En 1872, Gustave Moynier, membre du Comité international de la Croix-Rouge, propose de créer un tribunal qui serait compétent pour certaines violations du droit international humanitaire, par exemple celles issues de la 1e Convention de Genève de 1864 .Cette idée, novatrice pour l’époque et liée aux répercussions traumatiques de la guerre franco-prussienne de 1870, est doublée de celle d’ordonner la réparation des dommages y afférents7. Toutefois, elle n’est pas concrétisée.
Mais historiquement, on pourrait affirmer que l’idée de la création de la CPI vient du 19e siècle en Occident. Il faut préciser qu’à cette époque, l’esclavage avait cours. Mais les violations des droits humains qui préoccupaient les pays occidentaux n’étaient ceux perpétrés sur les esclaves. Tout comme plus tard, le colonialisme et ses barbaries n’ont pas été épinglés par les juridictions nationales des pays occidentaux. Aujourd’hui, le néo-colonialisme et ses graves violations des droits humains en Afrique sont totalement ignorés par la CPI.

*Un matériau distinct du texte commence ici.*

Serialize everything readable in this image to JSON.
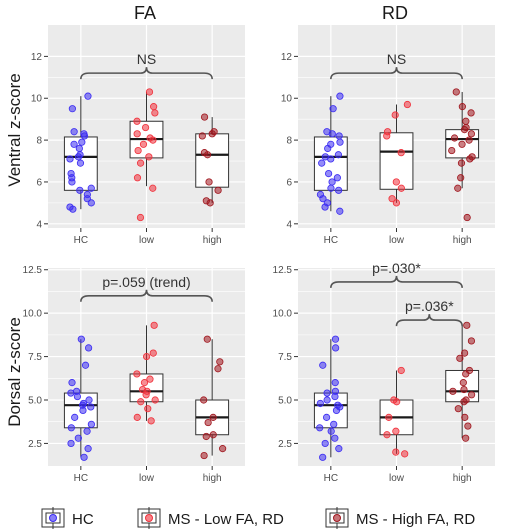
{
  "figure": {
    "column_titles": [
      "FA",
      "RD"
    ],
    "row_titles": [
      "Ventral z-score",
      "Dorsal z-score"
    ]
  },
  "colors": {
    "HC": "#3a2bf2",
    "low": "#f0303a",
    "high": "#a0161e",
    "panel_bg": "#ebebeb",
    "grid": "#ffffff"
  },
  "legend": {
    "entries": [
      {
        "key": "HC",
        "label": "HC"
      },
      {
        "key": "low",
        "label": "MS - Low FA, RD"
      },
      {
        "key": "high",
        "label": "MS - High FA, RD"
      }
    ]
  },
  "chart_data": [
    {
      "type": "box",
      "panel": "ventral-fa",
      "categories": [
        "HC",
        "low",
        "high"
      ],
      "ylim": [
        3.8,
        13.5
      ],
      "yticks": [
        4,
        6,
        8,
        10,
        12
      ],
      "ytick_labels": [
        "4",
        "6",
        "8",
        "10",
        "12"
      ],
      "grid": true,
      "boxes": [
        {
          "group": "HC",
          "q1": 5.6,
          "median": 7.2,
          "q3": 8.15,
          "whisker_low": 4.7,
          "whisker_high": 10.1
        },
        {
          "group": "low",
          "q1": 7.15,
          "median": 8.05,
          "q3": 8.9,
          "whisker_low": 5.8,
          "whisker_high": 10.3
        },
        {
          "group": "high",
          "q1": 5.75,
          "median": 7.3,
          "q3": 8.3,
          "whisker_low": 5.0,
          "whisker_high": 9.1
        }
      ],
      "points": [
        {
          "group": "HC",
          "values": [
            10.1,
            9.5,
            8.4,
            8.3,
            8.2,
            7.9,
            7.8,
            7.6,
            7.3,
            7.2,
            7.1,
            6.9,
            6.4,
            6.2,
            6.0,
            5.7,
            5.6,
            5.4,
            5.2,
            5.0,
            4.8,
            4.7
          ]
        },
        {
          "group": "low",
          "values": [
            10.3,
            9.6,
            9.3,
            8.9,
            8.6,
            8.3,
            8.1,
            8.0,
            7.8,
            7.5,
            7.2,
            6.9,
            6.2,
            5.7,
            4.3
          ]
        },
        {
          "group": "high",
          "values": [
            9.1,
            8.4,
            8.3,
            8.2,
            7.4,
            7.3,
            6.0,
            5.6,
            5.1,
            5.0
          ]
        }
      ],
      "annotations": [
        {
          "text": "NS",
          "from": "HC",
          "to": "high",
          "y": 11.2
        }
      ]
    },
    {
      "type": "box",
      "panel": "ventral-rd",
      "categories": [
        "HC",
        "low",
        "high"
      ],
      "ylim": [
        3.8,
        13.5
      ],
      "yticks": [
        4,
        6,
        8,
        10,
        12
      ],
      "ytick_labels": [
        "4",
        "6",
        "8",
        "10",
        "12"
      ],
      "grid": true,
      "boxes": [
        {
          "group": "HC",
          "q1": 5.6,
          "median": 7.2,
          "q3": 8.15,
          "whisker_low": 4.6,
          "whisker_high": 10.1
        },
        {
          "group": "low",
          "q1": 5.65,
          "median": 7.45,
          "q3": 8.35,
          "whisker_low": 5.0,
          "whisker_high": 9.7
        },
        {
          "group": "high",
          "q1": 7.15,
          "median": 8.05,
          "q3": 8.5,
          "whisker_low": 5.7,
          "whisker_high": 10.3
        }
      ],
      "points": [
        {
          "group": "HC",
          "values": [
            10.1,
            9.5,
            8.4,
            8.3,
            8.2,
            7.9,
            7.8,
            7.6,
            7.3,
            7.2,
            7.1,
            6.9,
            6.4,
            6.2,
            6.0,
            5.7,
            5.6,
            5.4,
            5.2,
            5.0,
            4.8,
            4.6
          ]
        },
        {
          "group": "low",
          "values": [
            9.7,
            9.2,
            8.4,
            8.2,
            7.4,
            6.0,
            5.7,
            5.2,
            5.0
          ]
        },
        {
          "group": "high",
          "values": [
            10.3,
            9.6,
            9.3,
            8.9,
            8.6,
            8.5,
            8.3,
            8.1,
            8.0,
            7.8,
            7.5,
            7.2,
            7.1,
            6.9,
            6.2,
            5.7,
            4.3
          ]
        }
      ],
      "annotations": [
        {
          "text": "NS",
          "from": "HC",
          "to": "high",
          "y": 11.2
        }
      ]
    },
    {
      "type": "box",
      "panel": "dorsal-fa",
      "categories": [
        "HC",
        "low",
        "high"
      ],
      "ylim": [
        1.2,
        12.6
      ],
      "yticks": [
        2.5,
        5.0,
        7.5,
        10.0,
        12.5
      ],
      "ytick_labels": [
        "2.5",
        "5.0",
        "7.5",
        "10.0",
        "12.5"
      ],
      "grid": true,
      "boxes": [
        {
          "group": "HC",
          "q1": 3.4,
          "median": 4.7,
          "q3": 5.4,
          "whisker_low": 1.7,
          "whisker_high": 8.5
        },
        {
          "group": "low",
          "q1": 4.9,
          "median": 5.5,
          "q3": 6.5,
          "whisker_low": 3.8,
          "whisker_high": 9.3
        },
        {
          "group": "high",
          "q1": 3.0,
          "median": 4.0,
          "q3": 5.0,
          "whisker_low": 1.8,
          "whisker_high": 8.5
        }
      ],
      "points": [
        {
          "group": "HC",
          "values": [
            8.5,
            8.0,
            7.0,
            6.0,
            5.5,
            5.4,
            5.2,
            5.0,
            4.8,
            4.7,
            4.6,
            4.4,
            4.0,
            3.6,
            3.4,
            3.2,
            2.8,
            2.5,
            2.2,
            1.7
          ]
        },
        {
          "group": "low",
          "values": [
            9.3,
            7.7,
            7.5,
            6.5,
            6.2,
            6.0,
            5.6,
            5.5,
            5.3,
            5.0,
            4.9,
            4.5,
            4.0,
            3.8
          ]
        },
        {
          "group": "high",
          "values": [
            8.5,
            7.2,
            6.8,
            5.0,
            4.0,
            3.7,
            3.0,
            2.9,
            2.2,
            1.8
          ]
        }
      ],
      "annotations": [
        {
          "text": "p=.059 (trend)",
          "from": "HC",
          "to": "high",
          "y": 11.0
        }
      ]
    },
    {
      "type": "box",
      "panel": "dorsal-rd",
      "categories": [
        "HC",
        "low",
        "high"
      ],
      "ylim": [
        1.2,
        12.6
      ],
      "yticks": [
        2.5,
        5.0,
        7.5,
        10.0,
        12.5
      ],
      "ytick_labels": [
        "2.5",
        "5.0",
        "7.5",
        "10.0",
        "12.5"
      ],
      "grid": true,
      "boxes": [
        {
          "group": "HC",
          "q1": 3.4,
          "median": 4.7,
          "q3": 5.4,
          "whisker_low": 1.7,
          "whisker_high": 8.5
        },
        {
          "group": "low",
          "q1": 3.0,
          "median": 4.0,
          "q3": 5.0,
          "whisker_low": 1.9,
          "whisker_high": 6.7
        },
        {
          "group": "high",
          "q1": 4.9,
          "median": 5.5,
          "q3": 6.7,
          "whisker_low": 2.8,
          "whisker_high": 9.3
        }
      ],
      "points": [
        {
          "group": "HC",
          "values": [
            8.5,
            8.0,
            7.0,
            6.0,
            5.5,
            5.4,
            5.2,
            5.0,
            4.8,
            4.7,
            4.6,
            4.4,
            4.0,
            3.6,
            3.4,
            3.2,
            2.8,
            2.5,
            2.2,
            1.7
          ]
        },
        {
          "group": "low",
          "values": [
            6.7,
            5.0,
            4.9,
            4.0,
            3.2,
            3.0,
            2.0,
            1.9
          ]
        },
        {
          "group": "high",
          "values": [
            9.3,
            8.4,
            7.7,
            7.4,
            6.7,
            6.5,
            6.0,
            5.6,
            5.5,
            5.3,
            5.0,
            4.9,
            4.5,
            4.0,
            3.5,
            2.8
          ]
        }
      ],
      "annotations": [
        {
          "text": "p=.030*",
          "from": "HC",
          "to": "high",
          "y": 11.8
        },
        {
          "text": "p=.036*",
          "from": "low",
          "to": "high",
          "y": 9.6
        }
      ]
    }
  ]
}
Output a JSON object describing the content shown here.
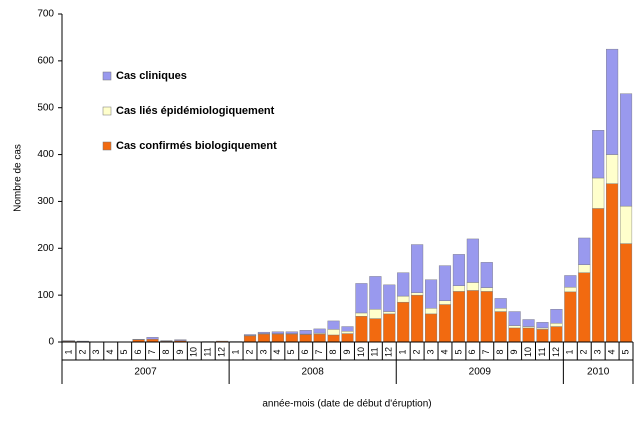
{
  "chart_data": {
    "type": "stacked_bar",
    "y_label": "Nombre de cas",
    "x_label": "année-mois (date de début d'éruption)",
    "categories": [
      "1",
      "2",
      "3",
      "4",
      "5",
      "6",
      "7",
      "8",
      "9",
      "10",
      "11",
      "12",
      "1",
      "2",
      "3",
      "4",
      "5",
      "6",
      "7",
      "8",
      "9",
      "10",
      "11",
      "12",
      "1",
      "2",
      "3",
      "4",
      "5",
      "6",
      "7",
      "8",
      "9",
      "10",
      "11",
      "12",
      "1",
      "2",
      "3",
      "4",
      "5"
    ],
    "years": [
      "2007",
      "2008",
      "2009",
      "2010"
    ],
    "ylim": [
      0,
      700
    ],
    "yticks": [
      0,
      100,
      200,
      300,
      400,
      500,
      600,
      700
    ],
    "grid": false,
    "legend": "upper left",
    "series": [
      {
        "name": "Cas confirmés biologiquement",
        "color": "#f26a10",
        "values": [
          2,
          1,
          0,
          0,
          0,
          5,
          6,
          2,
          3,
          0,
          1,
          2,
          1,
          13,
          17,
          17,
          17,
          16,
          17,
          15,
          18,
          55,
          50,
          60,
          85,
          100,
          60,
          80,
          108,
          110,
          108,
          65,
          30,
          30,
          27,
          33,
          107,
          148,
          285,
          338,
          210
        ]
      },
      {
        "name": "Cas liés épidémiologiquement",
        "color": "#ffffcc",
        "values": [
          0,
          0,
          0,
          0,
          0,
          0,
          0,
          0,
          0,
          0,
          0,
          0,
          0,
          1,
          1,
          1,
          1,
          1,
          2,
          12,
          5,
          7,
          20,
          5,
          13,
          5,
          12,
          8,
          12,
          17,
          8,
          7,
          5,
          3,
          3,
          7,
          10,
          17,
          65,
          62,
          80
        ]
      },
      {
        "name": "Cas cliniques",
        "color": "#9999ee",
        "values": [
          1,
          1,
          0,
          0,
          0,
          1,
          4,
          1,
          2,
          0,
          0,
          0,
          0,
          2,
          3,
          4,
          4,
          8,
          9,
          18,
          10,
          63,
          70,
          57,
          50,
          103,
          61,
          75,
          67,
          93,
          54,
          21,
          30,
          15,
          12,
          30,
          25,
          57,
          102,
          225,
          240
        ]
      }
    ]
  }
}
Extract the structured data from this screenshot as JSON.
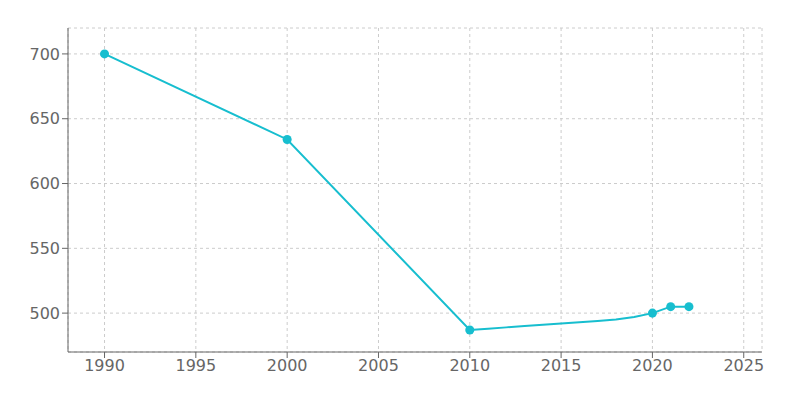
{
  "chart_data": {
    "type": "line",
    "x": [
      1990,
      2000,
      2010,
      2011,
      2012,
      2013,
      2014,
      2015,
      2016,
      2017,
      2018,
      2019,
      2020,
      2021,
      2022
    ],
    "series": [
      {
        "type": "line",
        "color": "#17becf",
        "line_style": "solid",
        "values": [
          700,
          634,
          487,
          488,
          489,
          490,
          491,
          492,
          493,
          494,
          495,
          497,
          500,
          505,
          505
        ]
      },
      {
        "type": "scatter",
        "color": "#17becf",
        "marker": "circle",
        "x": [
          1990,
          2000,
          2010,
          2020,
          2021,
          2022
        ],
        "values": [
          700,
          634,
          487,
          500,
          505,
          505
        ]
      }
    ],
    "xlim": [
      1988,
      2026
    ],
    "ylim": [
      470,
      720
    ],
    "xticks": [
      1990,
      1995,
      2000,
      2005,
      2010,
      2015,
      2020,
      2025
    ],
    "yticks": [
      500,
      550,
      600,
      650,
      700
    ],
    "grid": true
  }
}
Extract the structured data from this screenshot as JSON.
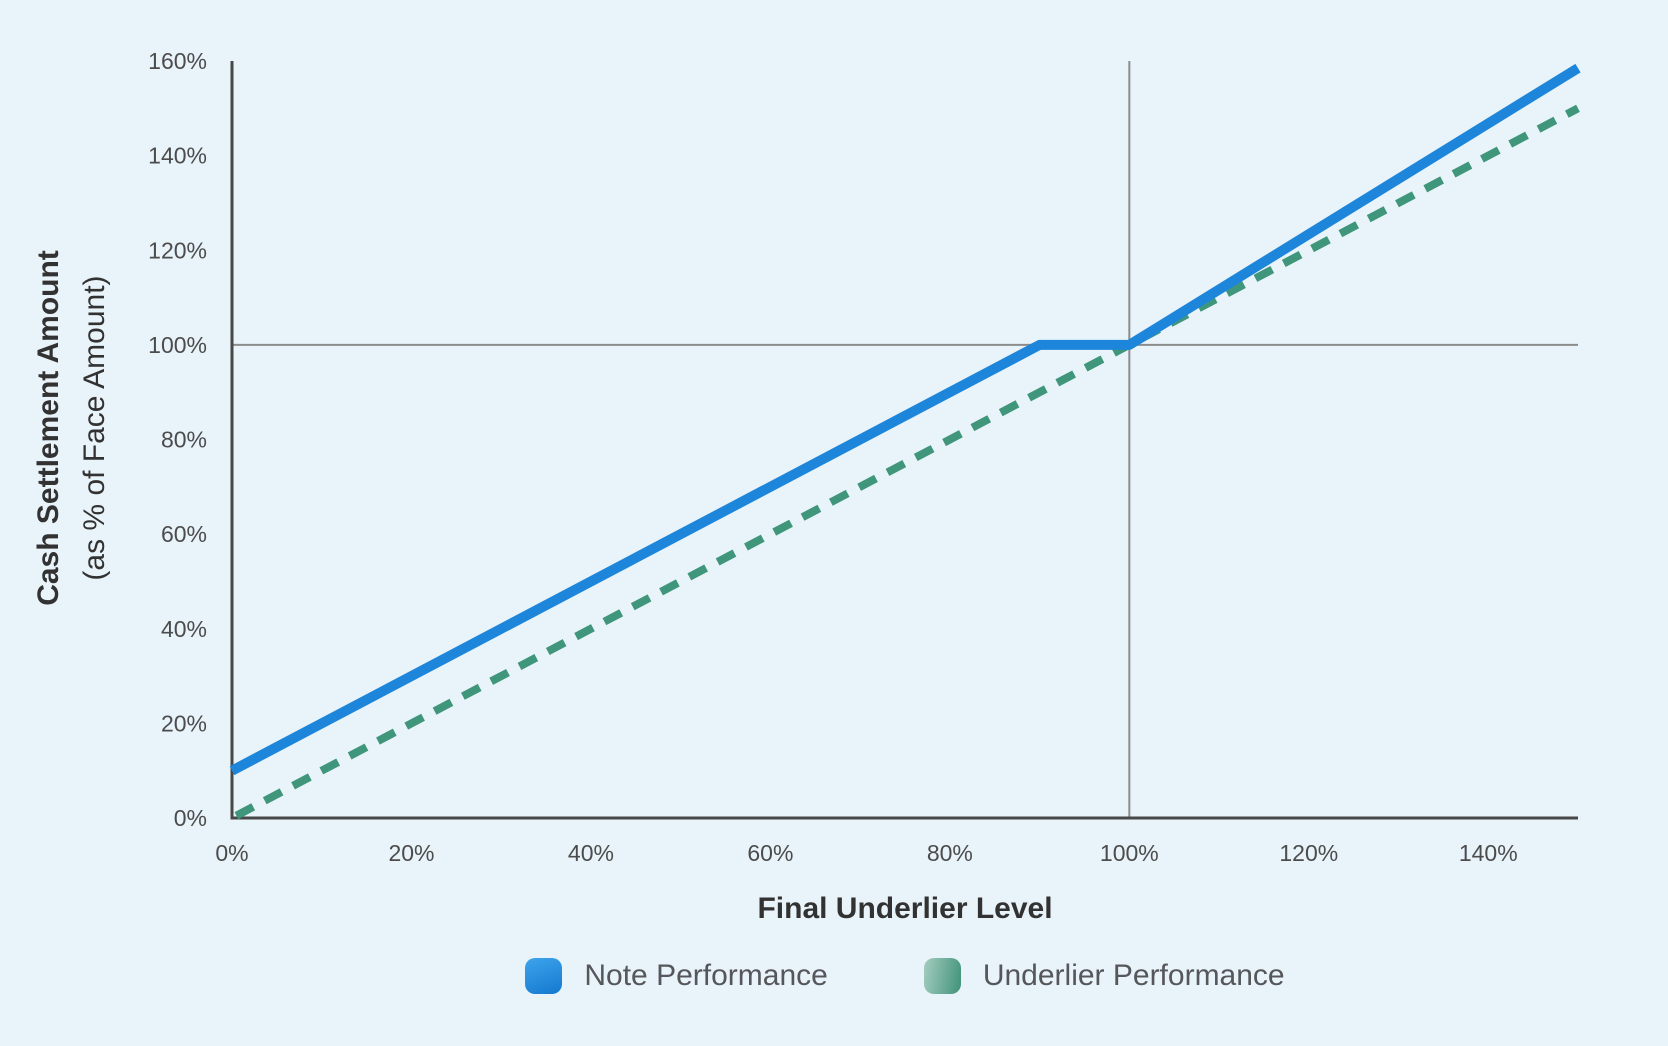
{
  "chart_data": {
    "type": "line",
    "xlabel": "Final Underlier Level",
    "ylabel_line1": "Cash Settlement Amount",
    "ylabel_line2": "(as % of Face Amount)",
    "xlim": [
      0,
      150
    ],
    "ylim": [
      0,
      160
    ],
    "x_tick_values": [
      0,
      20,
      40,
      60,
      80,
      100,
      120,
      140
    ],
    "x_tick_labels": [
      "0%",
      "20%",
      "40%",
      "60%",
      "80%",
      "100%",
      "120%",
      "140%"
    ],
    "y_tick_values": [
      0,
      20,
      40,
      60,
      80,
      100,
      120,
      140,
      160
    ],
    "y_tick_labels": [
      "0%",
      "20%",
      "40%",
      "60%",
      "80%",
      "100%",
      "120%",
      "140%",
      "160%"
    ],
    "grid": "off",
    "reference_lines": {
      "horizontal_y": 100,
      "vertical_x": 100
    },
    "legend_position": "bottom",
    "series": [
      {
        "name": "Note Performance",
        "style": "solid",
        "color": "#1e86da",
        "points": [
          [
            0,
            10
          ],
          [
            90,
            100
          ],
          [
            100,
            100
          ],
          [
            150,
            158.5
          ]
        ]
      },
      {
        "name": "Underlier Performance",
        "style": "dashed",
        "color": "#3f967b",
        "points": [
          [
            0,
            0
          ],
          [
            150,
            150
          ]
        ]
      }
    ]
  },
  "colors": {
    "background": "#e9f3fa",
    "axis_line": "#474747",
    "reference_line": "#8c8c8c",
    "tick_text": "#4c4c4c",
    "title_text": "#323232",
    "legend_text": "#55575a",
    "note_blue": "#1e86da",
    "underlier_green": "#3f967b"
  }
}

5- Les Africains ont-ils intérêt à coopérer avec la CPI ?
Au regard des agissements de la Cour pénale internationale qui visiblement semble avoir été créée pour punir les seuls Africains, les pays du continent sont-ils tenus de continuer à coopérer avec cette Cour nnn On peut sans hésiter affirmer « non ». Les pays africains devraient agir comme les Etats-Unis d’Amérique qui ont clairement décidé de ne pas se soumettre à la CPI.
6- La CPI est-elle efficace ?
Cette question est fondamentale. De nombreux observateurs estiment que cette juridiction internationale est inefficace pour deux raisons essentielles. D’une part parce qu’elle assujettie par les pays d’une partie du monde c’est-à-dire les pays occidentaux, ce qui pose le problème crucial de son indépendance et de son professionnalisme. D’autre part , parce qu’elle n’ose pas s’en prendre aux ressortissants de certains pays jugés intouchables tels que les Etats-Unis.